Librerie aperte e cibo d’asporto
Ecco la fase 2 del commercio

Oltre alla ristorazione, anche le librerie hanno adottato la formula «take away». «È dura ma almeno ci siamo e serve al morale»

Si lavora per la testa, non per la cassa. La fase due del commercio – vista con lo sguardo dei piccoli imprenditori – è la necessità di reinventarsi, è il desiderio di costruire frammenti di normalità in una routine rivoluzionata. Al di là dei clienti, l’importante è esserci, per trovare forza mentale più che ossigeno economico.

In tarda mattinata, via XX Settembre è un pullulare di persone, spesso di famiglie. In pochi comprano, in tanti passeggiano. La maggior parte delle saracinesche, quelle dei negozi di abbigliamento, sono ancora abbassate, ma la via dello shopping ha ritrovato alcuni riferimenti preziosi: le librerie, aperte con una formula tutta particolare, quella dell’«asporto»: i libri non si possono sfogliare; vanno chiesti al libraio e, una volta, pagato si esce subito. È la cultura che si «mangia», almeno nella forma (l’acquisto stile-pizza) e nella metafora, per tornare cioè a cibarsi di parole.

Chi ha un sacchetto fresco di scontrino, infatti, ha soprattutto comprato dei libri. «Si riparte piano, con tanta speranza – sorride Pierpaolo Arnoldi, titolare dell’omonima libreria in piazza Matteotti, un’istituzione nel settore per longevità imprenditoriale -. Ci sono ancora tanti problemi: l’emergenza sanitaria non è terminata, poi c’è la questione di chi è in crisi col lavoro o con la propria attività, e dunque fare shopping non è prioritario. Ma il nostro è uno shopping di riflessione, non di sfizio: in tanti c’è il bisogno di ritrovare un momento per la lettura, o magari regalare un libro ai parenti che ora si possono andare a trovare. I titoli più venduti? Già con la consegna a domicilio, erano andati esauriti i libri legati all’emergenza, dai saggi più scientifici ai classici della letteratura incentrati su un’epidemia». Nella libreria come in ogni altra attività d’asporto, si entra uno alla volta, dopo essersi sanificati le mani, per poi essere assistiti dal commesso; pagato l’acquisto, si esce subito. Solo dal 18 riaprirà i battenti il commercio al dettaglio nella forma più classica, pur con le solite misure di sicurezza e una sfilza di incognite, per esempio la questione della prova-vestiti nei negozi d’abbigliamento.
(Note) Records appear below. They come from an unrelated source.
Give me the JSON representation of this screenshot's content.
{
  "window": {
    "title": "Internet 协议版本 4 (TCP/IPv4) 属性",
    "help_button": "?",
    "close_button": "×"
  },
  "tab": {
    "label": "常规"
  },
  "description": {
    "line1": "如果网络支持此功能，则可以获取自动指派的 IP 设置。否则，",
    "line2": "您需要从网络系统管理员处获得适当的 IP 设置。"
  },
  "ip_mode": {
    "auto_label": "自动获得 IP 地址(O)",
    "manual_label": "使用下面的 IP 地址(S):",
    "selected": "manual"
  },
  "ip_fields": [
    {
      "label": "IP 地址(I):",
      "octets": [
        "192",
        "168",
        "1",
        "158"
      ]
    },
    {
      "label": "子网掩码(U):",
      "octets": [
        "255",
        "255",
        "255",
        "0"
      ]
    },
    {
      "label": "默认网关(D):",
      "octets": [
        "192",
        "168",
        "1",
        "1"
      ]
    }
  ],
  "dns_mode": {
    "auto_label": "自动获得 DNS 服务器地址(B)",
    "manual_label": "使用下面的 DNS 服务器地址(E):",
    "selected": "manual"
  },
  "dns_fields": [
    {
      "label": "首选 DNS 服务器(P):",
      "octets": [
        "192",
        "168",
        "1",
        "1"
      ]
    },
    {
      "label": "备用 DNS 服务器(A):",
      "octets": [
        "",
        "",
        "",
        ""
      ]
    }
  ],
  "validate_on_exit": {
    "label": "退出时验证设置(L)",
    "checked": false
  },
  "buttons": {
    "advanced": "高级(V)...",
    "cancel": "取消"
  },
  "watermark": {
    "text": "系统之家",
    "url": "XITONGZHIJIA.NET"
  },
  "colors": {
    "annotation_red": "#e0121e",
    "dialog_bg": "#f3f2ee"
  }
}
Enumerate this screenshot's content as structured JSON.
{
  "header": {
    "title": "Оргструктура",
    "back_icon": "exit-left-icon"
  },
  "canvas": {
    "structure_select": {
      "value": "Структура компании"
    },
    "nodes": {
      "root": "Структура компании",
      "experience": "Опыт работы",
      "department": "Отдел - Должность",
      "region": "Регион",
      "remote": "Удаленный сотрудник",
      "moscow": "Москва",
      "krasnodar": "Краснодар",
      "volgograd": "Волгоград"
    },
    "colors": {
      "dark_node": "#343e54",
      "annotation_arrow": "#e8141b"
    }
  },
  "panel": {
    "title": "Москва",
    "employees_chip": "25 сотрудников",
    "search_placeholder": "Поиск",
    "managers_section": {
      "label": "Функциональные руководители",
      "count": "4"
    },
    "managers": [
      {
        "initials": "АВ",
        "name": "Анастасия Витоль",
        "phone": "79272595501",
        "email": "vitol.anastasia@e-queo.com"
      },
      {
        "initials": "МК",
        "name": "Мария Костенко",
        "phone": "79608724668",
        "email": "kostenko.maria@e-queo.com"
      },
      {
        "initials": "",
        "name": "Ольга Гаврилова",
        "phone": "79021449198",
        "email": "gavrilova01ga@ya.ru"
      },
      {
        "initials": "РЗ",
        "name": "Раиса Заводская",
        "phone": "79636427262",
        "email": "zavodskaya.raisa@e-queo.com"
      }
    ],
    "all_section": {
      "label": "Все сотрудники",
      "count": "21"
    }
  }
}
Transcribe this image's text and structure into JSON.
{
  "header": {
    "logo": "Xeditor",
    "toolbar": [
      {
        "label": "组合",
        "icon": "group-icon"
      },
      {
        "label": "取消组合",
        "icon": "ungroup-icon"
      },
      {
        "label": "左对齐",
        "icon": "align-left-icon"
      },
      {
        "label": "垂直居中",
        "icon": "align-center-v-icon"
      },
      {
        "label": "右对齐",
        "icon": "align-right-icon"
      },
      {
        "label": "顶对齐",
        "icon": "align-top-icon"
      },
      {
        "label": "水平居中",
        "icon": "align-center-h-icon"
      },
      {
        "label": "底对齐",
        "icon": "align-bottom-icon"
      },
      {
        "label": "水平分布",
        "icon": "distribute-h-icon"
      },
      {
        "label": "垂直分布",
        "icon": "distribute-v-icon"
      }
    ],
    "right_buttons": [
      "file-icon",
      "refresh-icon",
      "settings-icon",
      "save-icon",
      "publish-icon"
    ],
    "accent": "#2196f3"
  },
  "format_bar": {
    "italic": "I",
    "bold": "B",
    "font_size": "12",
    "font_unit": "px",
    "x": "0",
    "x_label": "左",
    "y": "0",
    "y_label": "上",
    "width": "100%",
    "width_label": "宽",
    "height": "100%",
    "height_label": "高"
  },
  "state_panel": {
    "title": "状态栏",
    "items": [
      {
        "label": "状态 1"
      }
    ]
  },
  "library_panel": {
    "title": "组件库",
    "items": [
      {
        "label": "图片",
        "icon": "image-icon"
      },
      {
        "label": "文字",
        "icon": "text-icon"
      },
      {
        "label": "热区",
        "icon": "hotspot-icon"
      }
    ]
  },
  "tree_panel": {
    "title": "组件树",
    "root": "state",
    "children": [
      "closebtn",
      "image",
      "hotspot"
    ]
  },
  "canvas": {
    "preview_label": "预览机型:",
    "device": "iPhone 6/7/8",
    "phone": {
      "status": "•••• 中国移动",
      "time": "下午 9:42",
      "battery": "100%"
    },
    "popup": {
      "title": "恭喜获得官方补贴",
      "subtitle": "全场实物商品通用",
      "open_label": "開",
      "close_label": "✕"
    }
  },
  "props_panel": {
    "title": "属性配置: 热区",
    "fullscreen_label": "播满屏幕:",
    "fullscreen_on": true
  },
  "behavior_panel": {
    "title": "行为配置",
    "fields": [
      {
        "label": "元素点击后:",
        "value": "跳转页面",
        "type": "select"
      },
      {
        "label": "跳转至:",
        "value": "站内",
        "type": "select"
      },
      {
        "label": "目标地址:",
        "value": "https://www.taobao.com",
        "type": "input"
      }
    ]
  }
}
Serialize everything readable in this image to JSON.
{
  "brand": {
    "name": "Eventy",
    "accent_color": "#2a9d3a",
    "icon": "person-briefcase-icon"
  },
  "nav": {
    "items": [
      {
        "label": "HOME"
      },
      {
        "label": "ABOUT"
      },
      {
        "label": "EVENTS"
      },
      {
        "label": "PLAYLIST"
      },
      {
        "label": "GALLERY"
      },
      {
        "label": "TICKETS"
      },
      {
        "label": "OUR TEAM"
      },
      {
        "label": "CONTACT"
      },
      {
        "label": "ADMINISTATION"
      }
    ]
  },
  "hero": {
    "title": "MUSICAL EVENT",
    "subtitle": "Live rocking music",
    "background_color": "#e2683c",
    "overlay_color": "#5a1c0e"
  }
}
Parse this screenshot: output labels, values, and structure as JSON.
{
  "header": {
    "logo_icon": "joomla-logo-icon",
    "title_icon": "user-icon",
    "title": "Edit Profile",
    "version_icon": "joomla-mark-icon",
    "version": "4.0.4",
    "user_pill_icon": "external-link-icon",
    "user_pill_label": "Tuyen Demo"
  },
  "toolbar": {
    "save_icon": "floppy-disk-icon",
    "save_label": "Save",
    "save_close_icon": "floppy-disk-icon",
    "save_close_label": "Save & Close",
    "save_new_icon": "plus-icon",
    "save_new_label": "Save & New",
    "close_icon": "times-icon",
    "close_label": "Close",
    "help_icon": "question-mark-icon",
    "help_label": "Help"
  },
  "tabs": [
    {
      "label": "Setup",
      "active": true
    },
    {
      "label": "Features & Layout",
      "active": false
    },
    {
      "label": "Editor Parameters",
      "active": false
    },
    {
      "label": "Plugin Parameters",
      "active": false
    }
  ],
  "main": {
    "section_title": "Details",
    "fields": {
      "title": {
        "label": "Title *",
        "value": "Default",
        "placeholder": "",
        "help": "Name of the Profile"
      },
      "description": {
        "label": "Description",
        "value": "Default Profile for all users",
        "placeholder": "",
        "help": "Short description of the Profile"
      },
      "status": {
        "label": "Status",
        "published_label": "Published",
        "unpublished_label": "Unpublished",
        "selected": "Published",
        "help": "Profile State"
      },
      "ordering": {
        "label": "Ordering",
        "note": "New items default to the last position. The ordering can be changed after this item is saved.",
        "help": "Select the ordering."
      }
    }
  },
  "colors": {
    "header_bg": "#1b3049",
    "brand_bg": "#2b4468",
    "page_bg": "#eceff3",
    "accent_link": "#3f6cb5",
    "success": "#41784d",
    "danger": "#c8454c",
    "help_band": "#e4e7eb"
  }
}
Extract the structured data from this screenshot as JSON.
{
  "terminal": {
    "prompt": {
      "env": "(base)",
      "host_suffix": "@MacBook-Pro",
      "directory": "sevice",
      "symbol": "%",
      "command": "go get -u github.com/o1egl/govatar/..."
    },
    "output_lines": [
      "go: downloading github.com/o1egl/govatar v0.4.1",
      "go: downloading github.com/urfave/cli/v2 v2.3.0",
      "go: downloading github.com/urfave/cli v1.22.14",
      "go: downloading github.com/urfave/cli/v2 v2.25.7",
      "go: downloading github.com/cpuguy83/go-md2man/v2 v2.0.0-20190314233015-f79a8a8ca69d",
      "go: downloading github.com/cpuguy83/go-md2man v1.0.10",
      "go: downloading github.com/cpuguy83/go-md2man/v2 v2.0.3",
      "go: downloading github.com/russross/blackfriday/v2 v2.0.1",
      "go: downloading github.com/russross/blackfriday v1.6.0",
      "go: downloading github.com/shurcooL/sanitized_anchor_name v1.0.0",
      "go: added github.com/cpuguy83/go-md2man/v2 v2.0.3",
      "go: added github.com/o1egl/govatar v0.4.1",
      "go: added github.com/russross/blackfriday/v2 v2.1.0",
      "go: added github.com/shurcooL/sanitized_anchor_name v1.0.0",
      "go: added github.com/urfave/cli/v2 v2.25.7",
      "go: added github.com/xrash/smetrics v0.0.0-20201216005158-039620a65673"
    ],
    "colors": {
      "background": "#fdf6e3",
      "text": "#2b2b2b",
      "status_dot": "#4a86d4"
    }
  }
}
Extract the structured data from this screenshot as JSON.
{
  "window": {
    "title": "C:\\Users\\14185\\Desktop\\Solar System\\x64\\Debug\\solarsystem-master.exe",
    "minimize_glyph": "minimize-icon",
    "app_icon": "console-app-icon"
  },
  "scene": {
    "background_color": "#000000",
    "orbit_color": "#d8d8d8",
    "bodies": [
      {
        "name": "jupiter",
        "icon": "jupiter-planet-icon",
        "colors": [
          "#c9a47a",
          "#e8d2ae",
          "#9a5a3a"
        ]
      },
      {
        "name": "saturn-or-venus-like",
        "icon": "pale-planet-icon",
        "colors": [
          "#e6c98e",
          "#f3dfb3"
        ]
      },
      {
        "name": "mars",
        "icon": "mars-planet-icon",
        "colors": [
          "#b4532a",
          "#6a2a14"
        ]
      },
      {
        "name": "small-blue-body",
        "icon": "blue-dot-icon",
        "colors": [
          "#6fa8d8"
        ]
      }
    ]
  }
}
Tra i ristoratori, invece, serpeggia maggior scoramento. Il presente racconta di una ripresa slow, il futuro è invece irto d’interrogativi, a partire da come dovranno essere stravolti i locali, tra distanze e «separé». «Siamo aperti solo per far presenza, per il morale, più che per l’afflusso dei clienti – spiega Gaetano Vitale, titolare di Biif, locale grill e pizza in piazza Pontida -. Stare fermi è dura, non riusciamo neanche a pagare l’affitto, gli aiuti non arrivano: ho venti dipendenti, è difficile far quadrare i conti. Questa riapertura è un modo per tenerci vivi e non buttarci giù: servirà a combattere la paura, nel rispetto della sicurezza. E ci devono dire anche rapidamente come dovranno essere adeguati i ristoranti dal 1° giugno in poi. Con altri locali vicini, ci stiamo muovendo per chiedere al Comune l’utilizzo di una parte più ampia della piazza. Qui abbiamo 160 coperti, al momento la stima è che li dimezzeremo».

Si sono mosse le persone, non l’economia. Oscar Fusini, direttore di Ascom, sintetizza così l’inaugurazione della fase due del commercio: «Sicuramente si è visto un flusso alto di gente, specie in centro, ma per il commercio non si è mosso tantissimo: in molti non hanno ancora riaperto, sia per il timore dei contagi, sia perché non sono pienamente pronti dal punto di vista degli adempimenti di sicurezza – è la premessa -. Certamente c’è voglia di ripartenza, pur con l’apprensione del momento. L’incertezza economica pesa per i clienti ma anche per i commercianti, che sono a loro volta consumatori». «Questa è più una svolta mentale, sperando che la riapertura non ci faccia ricadere nel dramma sanitario – è il parere di Cesare Rossi, vicedirettore di Confesercenti Bergamo -: per chi ha dei dipendenti, in queste giornate sono più i costi dei ricavi. Chi in questo periodo ha puntato sulle consegne a domicilio e ora sull’asporto, riesce a pagarsi le utenze. E anche attività non certo abituate a questo tipo di servizio hanno reagito con impegno, penso alle librerie, peraltro questi sono i giorni tradizionali della Fiera dei Librai. Resta un dato: la necessità di contributi a fondo perduto è davvero decisiva, occorrono risposte».